Though schools take great pains to help kids who are at the back of the pack academically, "gifted children also need some extra support for them to flourish and be excited about learning," said LuAnne Douglas, who teaches third-graders in the program.

Similar classrooms are popping up all over the south metro. In recent years, a school-within-a-school in Prior Lake and a gifted magnet programs in the Burnsville-Eagan-Savage district have joined examples such as Dimensions Academy in Bloomington and the Atheneum program in Inver Grove Heights.

In Eagan, Pinewood Community School started full-time gifted classrooms for students in fourth and fifth grade last year. This year, the school added a class of third-graders.

"I think it's a level of service that has been missing on some level in districts," said Pinewood Principal Cris Town, who said the new classrooms have drawn some kids who had left the school district for other programs.
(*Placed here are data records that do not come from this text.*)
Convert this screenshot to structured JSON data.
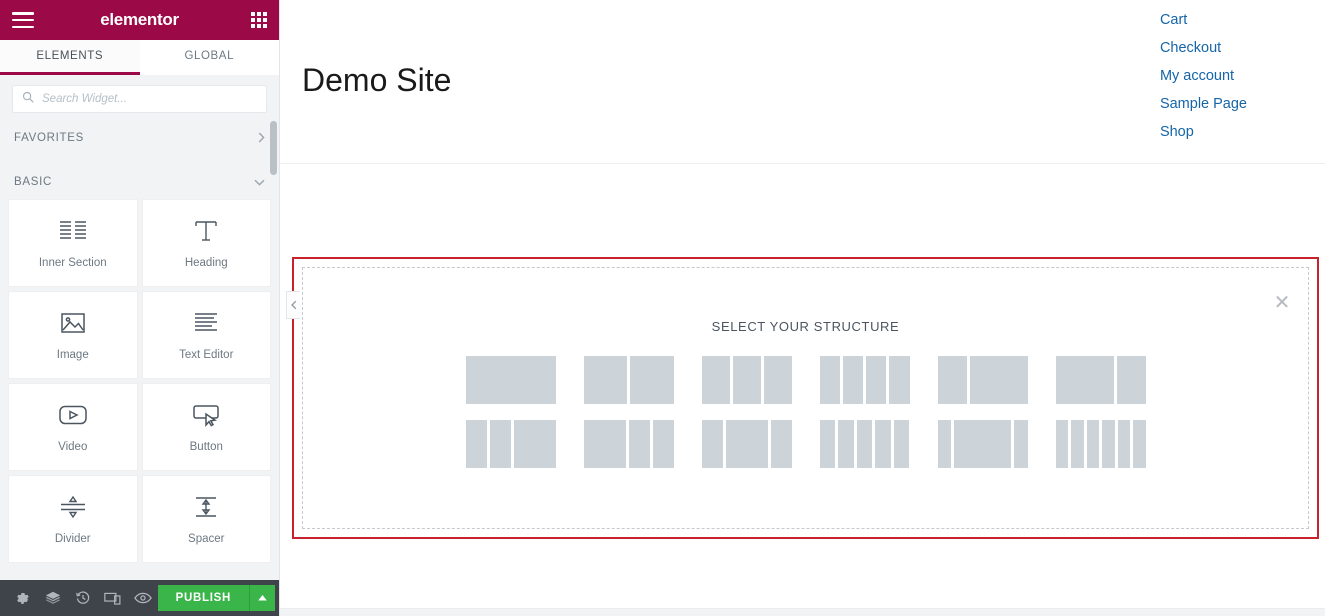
{
  "panel": {
    "header": {
      "brand": "elementor",
      "menu_icon": "hamburger-menu-icon",
      "grid_icon": "app-grid-icon",
      "background_color": "#9b0a46"
    },
    "tabs": [
      {
        "label": "ELEMENTS",
        "active": true
      },
      {
        "label": "GLOBAL",
        "active": false
      }
    ],
    "search": {
      "placeholder": "Search Widget...",
      "value": "",
      "icon": "search-icon"
    },
    "categories": [
      {
        "label": "FAVORITES",
        "expanded": false,
        "chevron": "›"
      },
      {
        "label": "BASIC",
        "expanded": true,
        "chevron": "⌄"
      }
    ],
    "widgets": [
      {
        "label": "Inner Section",
        "icon": "inner-section-icon"
      },
      {
        "label": "Heading",
        "icon": "heading-t-icon"
      },
      {
        "label": "Image",
        "icon": "image-icon"
      },
      {
        "label": "Text Editor",
        "icon": "text-editor-icon"
      },
      {
        "label": "Video",
        "icon": "video-play-icon"
      },
      {
        "label": "Button",
        "icon": "button-cursor-icon"
      },
      {
        "label": "Divider",
        "icon": "divider-icon"
      },
      {
        "label": "Spacer",
        "icon": "spacer-icon"
      }
    ],
    "footer": {
      "buttons": [
        {
          "name": "settings-gear-icon",
          "title": "Settings"
        },
        {
          "name": "navigator-layers-icon",
          "title": "Navigator"
        },
        {
          "name": "history-clock-icon",
          "title": "History"
        },
        {
          "name": "responsive-mode-icon",
          "title": "Responsive Mode"
        },
        {
          "name": "preview-eye-icon",
          "title": "Preview Changes"
        }
      ],
      "publish_label": "PUBLISH",
      "publish_color": "#39b54a",
      "publish_arrow": "▲"
    }
  },
  "canvas": {
    "site_title": "Demo Site",
    "nav_links": [
      "Cart",
      "Checkout",
      "My account",
      "Sample Page",
      "Shop"
    ],
    "nav_link_color": "#1565a8",
    "collapse_handle_icon": "chevron-left-icon",
    "add_section": {
      "title": "SELECT YOUR STRUCTURE",
      "close_icon": "close-x-icon",
      "highlight_color": "#c8232c",
      "presets": [
        {
          "name": "one-column",
          "columns": [
            100
          ]
        },
        {
          "name": "two-columns",
          "columns": [
            50,
            50
          ]
        },
        {
          "name": "three-columns",
          "columns": [
            33,
            33,
            33
          ]
        },
        {
          "name": "four-columns",
          "columns": [
            25,
            25,
            25,
            25
          ]
        },
        {
          "name": "left-third-right-twothirds",
          "columns": [
            33,
            66
          ]
        },
        {
          "name": "left-twothirds-right-third",
          "columns": [
            66,
            33
          ]
        },
        {
          "name": "quarter-quarter-half",
          "columns": [
            25,
            25,
            50
          ]
        },
        {
          "name": "half-quarter-quarter",
          "columns": [
            50,
            25,
            25
          ]
        },
        {
          "name": "quarter-half-quarter",
          "columns": [
            25,
            50,
            25
          ]
        },
        {
          "name": "five-columns",
          "columns": [
            20,
            20,
            20,
            20,
            20
          ]
        },
        {
          "name": "narrow-wide-narrow",
          "columns": [
            16,
            68,
            16
          ]
        },
        {
          "name": "six-columns",
          "columns": [
            16,
            16,
            16,
            16,
            16,
            16
          ]
        }
      ]
    }
  }
}
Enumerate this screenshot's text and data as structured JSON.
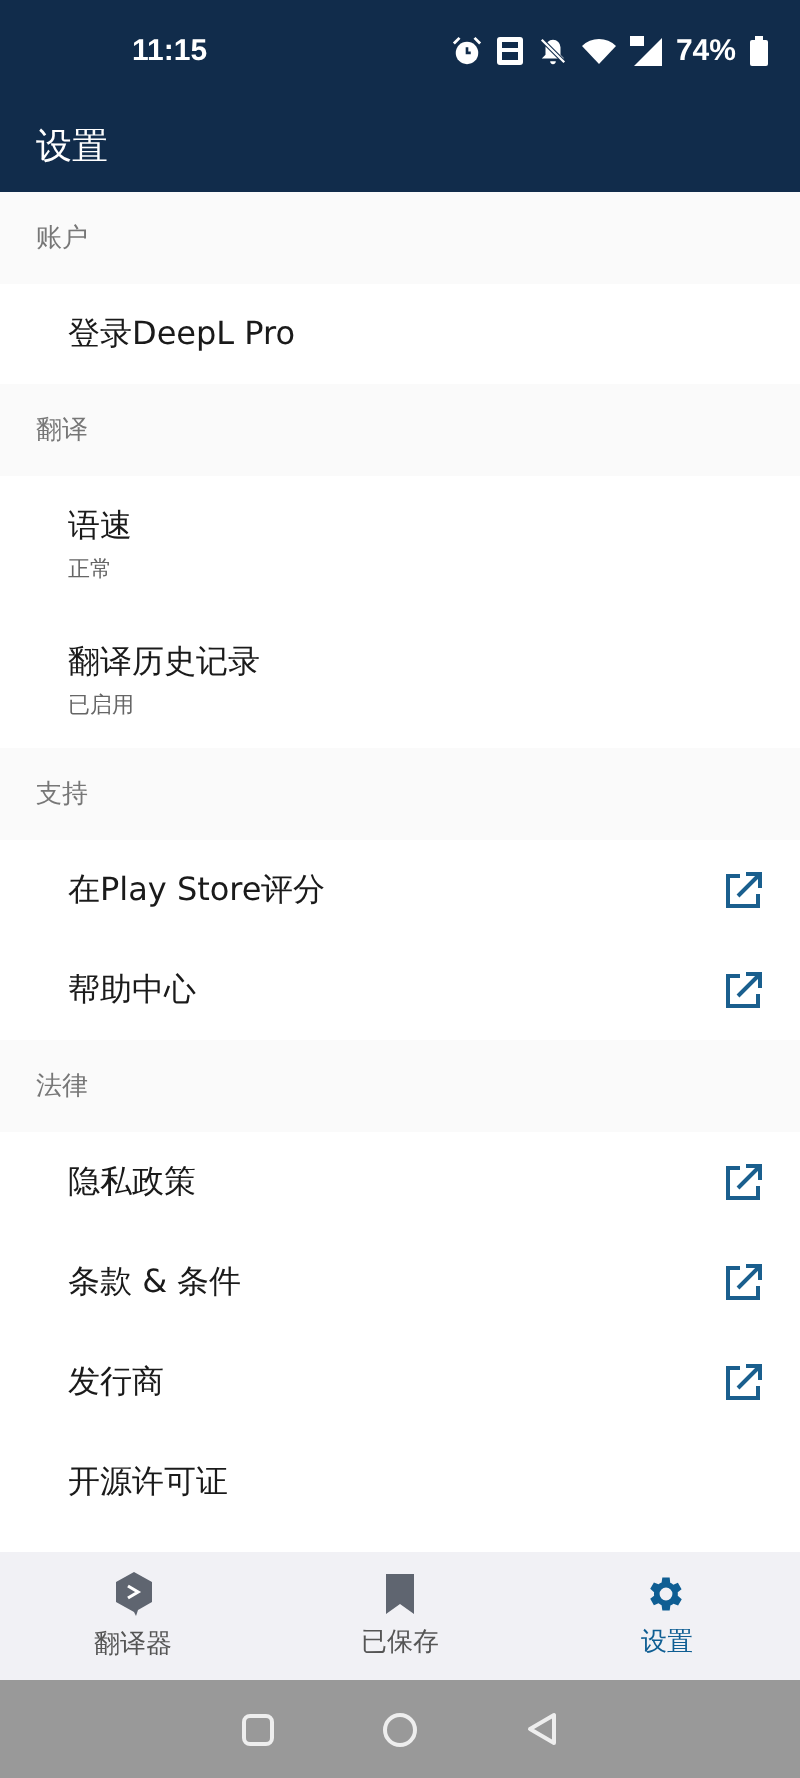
{
  "status_bar": {
    "time": "11:15",
    "battery": "74%"
  },
  "header": {
    "title": "设置"
  },
  "sections": [
    {
      "title": "账户",
      "items": [
        {
          "title": "登录DeepL Pro",
          "external": false
        }
      ]
    },
    {
      "title": "翻译",
      "items": [
        {
          "title": "语速",
          "subtitle": "正常",
          "external": false
        },
        {
          "title": "翻译历史记录",
          "subtitle": "已启用",
          "external": false
        }
      ]
    },
    {
      "title": "支持",
      "items": [
        {
          "title": "在Play Store评分",
          "external": true
        },
        {
          "title": "帮助中心",
          "external": true
        }
      ]
    },
    {
      "title": "法律",
      "items": [
        {
          "title": "隐私政策",
          "external": true
        },
        {
          "title": "条款 & 条件",
          "external": true
        },
        {
          "title": "发行商",
          "external": true
        },
        {
          "title": "开源许可证",
          "external": false
        }
      ]
    }
  ],
  "bottom_nav": [
    {
      "label": "翻译器",
      "kind": "translator",
      "selected": false
    },
    {
      "label": "已保存",
      "kind": "saved",
      "selected": false
    },
    {
      "label": "设置",
      "kind": "settings",
      "selected": true
    }
  ]
}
Lakeville's new program drew some applications from outside the district, said Holly Traub, the district's elementary gifted education coordinator. But qualified Lakeville students had priority, and they filled up the program this year.

Ignite! has one classroom each of students in third and fourth grade. Next year, the district plans to add a fifth-grade classroom.

To evaluate kids who apply, the district tests their innate intellectual ability and their achievement in class. The program is intended for kids who are in the top 2 percent of students in both categories, Traub said.

Experts also say that gifted kids who aren't challenged in school often become disengaged by third or fourth grade. Many teachers and parents who have pushed for new gifted classrooms also cite research that says gifted students make more progress in school if they're grouped with peers learning at a similar pace.

Several kids in Lakeville's program said they were bored last year in mainstream classrooms.

Last year, Nelson Koshiol said he often finished reading lessons before most of his class. "I would just have to wait there another 10 minutes," the fourth-grader said.

Instead of using reading textbooks, Ignite! teachers let students choose books from a classroom library, helping them make selections that will stretch them.

"We really wanted to give kids a chance to have more choices in their education," Traub said.

Kids in the program also choose elective subjects such as model bridge-building or digital video-editing for study on a weekly basis.

"It gives me a chance to decide what I'm interested in and what I'm not," said Camille Buckley, a fourth-grader.

In math, many kids in the program are a full year ahead of their peers in regular classrooms.

But the program isn't just about acceleration, teachers said. It's also about going deeper and spending more time picking apart complex topics.

"These kids are capable of going extremely fast, but we also want to give them real in-depth knowledge of what they're doing," Traub said.